A confusão decorre da existência de vários conceitos de dívida pública, todos eles muito dependentes de critérios de apuração que nem sempre refletem a disciplina fiscal ou as decisões dos governos. Vejamos rapidamente três desses conceitos: Dívida Líquida do Setor Público Consolidado (DLSP), Dívida Bruta do Governo Geral (DBGG) e Dívida Líquida do Governo Geral (DLGG).
A DLSP é o balanceamento entre as dívidas e os créditos do setor público não financeiro e do Banco Central (BC) junto ao sistema financeiro (público e privado), setor privado não financeiro e resto do mundo. O problema dessa métrica é que sua evolução depende de parâmetros nominais, como taxa de inflação e taxa de câmbio, que muitas vezes estão fora do controle da política fiscal.
Já a DBGG abrange o total dos passivos de responsabilidade do governo federal, dos governos estaduais e dos governos municipais, ou seja, do setor público não financeiro, não incluído o BC. Seu grande problema é deixar de considerar os ativos líquidos dos governos.
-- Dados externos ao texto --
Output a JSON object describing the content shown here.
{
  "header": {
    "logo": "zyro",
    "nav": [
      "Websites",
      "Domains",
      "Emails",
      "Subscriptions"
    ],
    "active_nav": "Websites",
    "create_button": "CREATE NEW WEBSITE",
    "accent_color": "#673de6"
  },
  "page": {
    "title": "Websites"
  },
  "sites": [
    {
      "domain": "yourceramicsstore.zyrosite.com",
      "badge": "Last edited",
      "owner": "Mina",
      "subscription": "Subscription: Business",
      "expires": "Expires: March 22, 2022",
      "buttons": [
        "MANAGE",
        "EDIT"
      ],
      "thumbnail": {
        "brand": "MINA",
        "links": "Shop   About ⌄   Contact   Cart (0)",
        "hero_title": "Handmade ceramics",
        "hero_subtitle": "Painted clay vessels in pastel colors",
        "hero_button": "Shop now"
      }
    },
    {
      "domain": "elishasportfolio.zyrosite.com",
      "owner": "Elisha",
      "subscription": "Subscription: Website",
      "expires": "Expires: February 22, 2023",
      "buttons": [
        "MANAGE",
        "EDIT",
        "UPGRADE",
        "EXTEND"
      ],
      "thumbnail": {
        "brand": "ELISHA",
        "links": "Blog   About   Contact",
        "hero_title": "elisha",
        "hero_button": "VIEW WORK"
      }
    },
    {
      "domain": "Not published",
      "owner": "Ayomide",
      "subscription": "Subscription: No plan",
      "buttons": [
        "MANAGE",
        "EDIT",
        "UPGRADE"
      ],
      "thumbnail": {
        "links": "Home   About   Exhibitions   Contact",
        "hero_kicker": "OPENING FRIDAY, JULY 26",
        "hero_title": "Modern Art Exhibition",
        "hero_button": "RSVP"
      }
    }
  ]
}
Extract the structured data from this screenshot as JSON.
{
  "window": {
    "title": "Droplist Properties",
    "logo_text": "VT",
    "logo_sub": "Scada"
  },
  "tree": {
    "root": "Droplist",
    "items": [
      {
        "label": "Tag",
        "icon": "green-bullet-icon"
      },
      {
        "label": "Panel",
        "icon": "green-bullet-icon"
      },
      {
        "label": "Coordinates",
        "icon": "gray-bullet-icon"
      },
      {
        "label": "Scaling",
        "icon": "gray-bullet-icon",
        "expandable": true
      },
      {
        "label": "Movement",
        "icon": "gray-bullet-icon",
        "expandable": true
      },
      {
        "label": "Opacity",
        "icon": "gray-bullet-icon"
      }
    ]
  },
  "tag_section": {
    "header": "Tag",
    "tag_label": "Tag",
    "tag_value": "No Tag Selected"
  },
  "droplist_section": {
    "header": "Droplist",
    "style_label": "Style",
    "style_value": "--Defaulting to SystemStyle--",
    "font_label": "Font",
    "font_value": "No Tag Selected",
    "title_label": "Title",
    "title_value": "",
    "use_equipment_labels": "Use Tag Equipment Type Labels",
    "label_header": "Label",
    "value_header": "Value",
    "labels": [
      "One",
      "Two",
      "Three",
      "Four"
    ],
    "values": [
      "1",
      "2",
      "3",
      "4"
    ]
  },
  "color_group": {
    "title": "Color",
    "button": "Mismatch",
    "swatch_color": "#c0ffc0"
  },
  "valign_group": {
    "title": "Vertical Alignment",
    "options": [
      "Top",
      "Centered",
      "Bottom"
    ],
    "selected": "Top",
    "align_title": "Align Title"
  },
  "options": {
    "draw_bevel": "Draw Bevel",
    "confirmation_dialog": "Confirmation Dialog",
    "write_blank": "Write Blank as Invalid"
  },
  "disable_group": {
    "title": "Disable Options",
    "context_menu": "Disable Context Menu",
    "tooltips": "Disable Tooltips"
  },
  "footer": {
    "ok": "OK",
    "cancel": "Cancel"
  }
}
Por exemplo, se o Tesouro Nacional, por precaução, resolver vender ao mercado mais títulos públicos do que suas necessidades de rolagem e de financiamento de seus gastos, acumulando disponibilidade na conta única no BC, a DBGG subirá, sem que tenha havido qualquer deterioração fiscal. Mudanças da taxa de câmbio, mais do que no caso da DLSP, dado seu efeito sobre a dívida pública em moeda estrangeira, terão impacto nesse indicador.
No caso brasileiro, a confusão de critérios é ainda maior, porque o governo, diferentemente de outros países, exclui da DBGG os títulos que estão parados em carteira no BC. Por essa razão, os analistas externos costumam utilizar a definição de DBGG do Fundo Monetário Internacional (FMI), que não faz tal dedução.
Além disso, a DBGG está inflada pela emissão de títulos públicos que nada têm a ver com déficits fiscais. Montante equivalente a 26% do PIB encontra-se no BC, na forma de papéis em carteira e operações compromissadas. Tais títulos foram emitidos para fazer política monetária, comprar reservas ou como contrapartida de equalizações cambiais. Se o Congresso Nacional autorizar o BC a receber depósitos voluntários remunerados dos bancos, boa parte das operações compromissadas poderia desaparecer e a DBGG (critério governo brasileiro) despencaria. Claramente, não é uma boa métrica para a política fiscal.
Resta a DLGG, que exclui da DBGG (critério FMI) os ativos líquidos dos governos, como o caixa do Tesouro no BC e os créditos em bancos oficiais e fundos e programas. Esse é o melhor indicador, inclusive por sua alta correlação com o prêmio de risco soberano, como mostram vários estudos internacionais. Mas até a dívida líquida pode variar em decorrência das flutuações cambiais e de operações dos governos com seus bancos oficiais, como ocorreu no governo Dilma.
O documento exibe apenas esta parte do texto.